Comparing transcriptomes-patterns of actual gene activity-in human and primate brains, she and colleagues found striking differences in the frontal pole, a highly evolved area of the prefrontal cortex central to higher cognitive functions, but not in the caudate nucleus, which primarily regulates movement.
"Looking at single genes can certainly be informative," Konopka says. "But to me, the most striking idea is how groups of genes, changing simultaneously, have contributed to human evolution. We've been able to see how networks of thousands of genes, coexpressed in the human brain, change in concert with one another."
Much of her work in this area explores the structural design of these human-specific networks. "For us, following up on transcription factors [compounds that regulate protein expression] that are hub genes in these networks will be most informative." She has found, for example, that the gene for the transcription factor CLOCK, (best known for its role in regulating circadian rhythms) is central to the uniquely human organization of some frontal regions. A change in CLOCK might make a widespread difference in how the cortex operates.
Evolving new treatments
"It's interesting to study the human brain for basic knowledge. But I want to use this information to get insights into cognitive disorders." says Konopka.
She and others have noted that the genes and networks where human-primate differences are most pronounced have a strong association with neurological, psychiatric, and developmental disorders, and certain cancers. "How have these evolutionary changes in the human brain resulted in increased risk for disorders like autism and schizophrenia?" she asks.
There's no answer as yet, but much speculation. Randy Blakely notes that when human-specific changes prolong neuron maturation to allow advanced brain development, "negative influences come along for the ride." Increasingly, researchers look to genetics and epigenetics to unravel the enduring effects of early trauma that may lead to adult onset disorders like depression.
"I think the evolutionary approach gives us a better understanding of this," he says. "That the things that evolved to make us human may be the very same mechanisms of disease risk--that's a real change in perspective. It gives us some thoughts about how we might intervene in these mechanisms."
Discoveries in this area could have particular implications for autism spectrum disorders. "Autism is essentially a disease of synaptic dysfunction, and most of the genes shown to be mutated in autism control synaptic development," says Franck Polleux.
In delving more deeply into the molecular mechanics underlying SRGAP2's effects on neuron maturation, his team recently discovered an interaction with Homer 1-a keystone compound of synapse assembly that apparently misfires in autism.
Genevieve Konopka thinks that characterizing human-specific transcription networks may help researchers make better model systems for studying diseases like autism and schizophrenia. "We've identified single autism genes, but these have had limited utility in developing new treatments.

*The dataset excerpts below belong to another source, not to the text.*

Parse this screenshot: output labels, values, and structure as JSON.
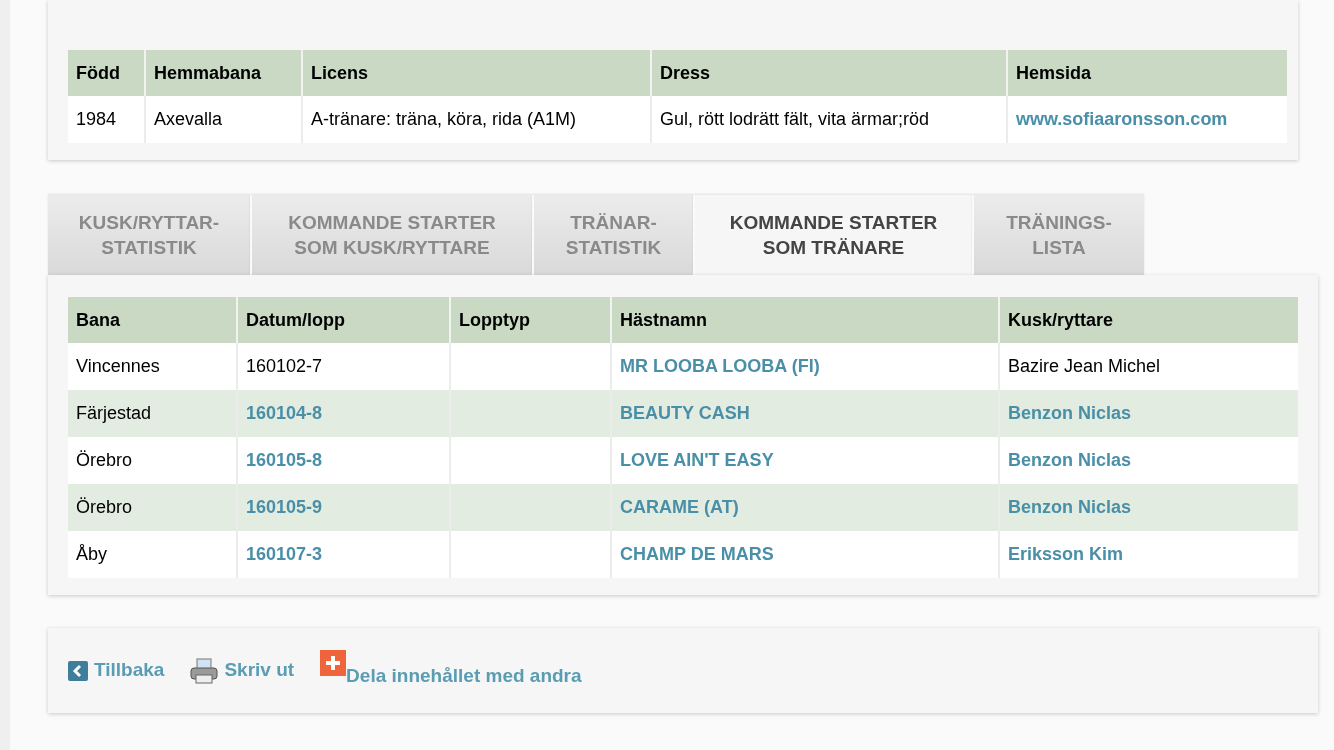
{
  "profile_table": {
    "columns": [
      "Född",
      "Hemmabana",
      "Licens",
      "Dress",
      "Hemsida"
    ],
    "rows": [
      [
        {
          "text": "1984",
          "link": false
        },
        {
          "text": "Axevalla",
          "link": false
        },
        {
          "text": "A-tränare: träna, köra, rida (A1M)",
          "link": false
        },
        {
          "text": "Gul, rött lodrätt fält, vita ärmar;röd",
          "link": false
        },
        {
          "text": "www.sofiaaronsson.com",
          "link": true
        }
      ]
    ]
  },
  "tabs": [
    {
      "label": "KUSK/RYTTAR-\nSTATISTIK",
      "selected": false
    },
    {
      "label": "KOMMANDE STARTER\nSOM KUSK/RYTTARE",
      "selected": false
    },
    {
      "label": "TRÄNAR-\nSTATISTIK",
      "selected": false
    },
    {
      "label": "KOMMANDE STARTER\nSOM TRÄNARE",
      "selected": true
    },
    {
      "label": "TRÄNINGS-\nLISTA",
      "selected": false
    }
  ],
  "starts_table": {
    "columns": [
      "Bana",
      "Datum/lopp",
      "Lopptyp",
      "Hästnamn",
      "Kusk/ryttare"
    ],
    "rows": [
      [
        {
          "text": "Vincennes",
          "link": false
        },
        {
          "text": "160102-7",
          "link": false
        },
        null,
        {
          "text": "MR LOOBA LOOBA (FI)",
          "link": true
        },
        {
          "text": "Bazire Jean Michel",
          "link": false
        }
      ],
      [
        {
          "text": "Färjestad",
          "link": false
        },
        {
          "text": "160104-8",
          "link": true
        },
        null,
        {
          "text": "BEAUTY CASH",
          "link": true
        },
        {
          "text": "Benzon Niclas",
          "link": true
        }
      ],
      [
        {
          "text": "Örebro",
          "link": false
        },
        {
          "text": "160105-8",
          "link": true
        },
        null,
        {
          "text": "LOVE AIN'T EASY",
          "link": true
        },
        {
          "text": "Benzon Niclas",
          "link": true
        }
      ],
      [
        {
          "text": "Örebro",
          "link": false
        },
        {
          "text": "160105-9",
          "link": true
        },
        null,
        {
          "text": "CARAME (AT)",
          "link": true
        },
        {
          "text": "Benzon Niclas",
          "link": true
        }
      ],
      [
        {
          "text": "Åby",
          "link": false
        },
        {
          "text": "160107-3",
          "link": true
        },
        null,
        {
          "text": "CHAMP DE MARS",
          "link": true
        },
        {
          "text": "Eriksson Kim",
          "link": true
        }
      ]
    ]
  },
  "footer_links": [
    {
      "kind": "back",
      "label": "Tillbaka"
    },
    {
      "kind": "print",
      "label": "Skriv ut"
    },
    {
      "kind": "share",
      "label": "Dela innehållet med andra"
    }
  ]
}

My hope is that if we can mimic human gene co-expression patterns in rodents or cell lines, we can develop drug screening methods that could be more effective."
More generally, Blakely sees evolutionary genomics as an important first step in identifying disease risk sites, which might then be investigated and manipulated with an array of neuroscience tools and approaches.
"Looking at genes and the networks that control them are a foot in the door," he says. "What we need to do is kick that door open."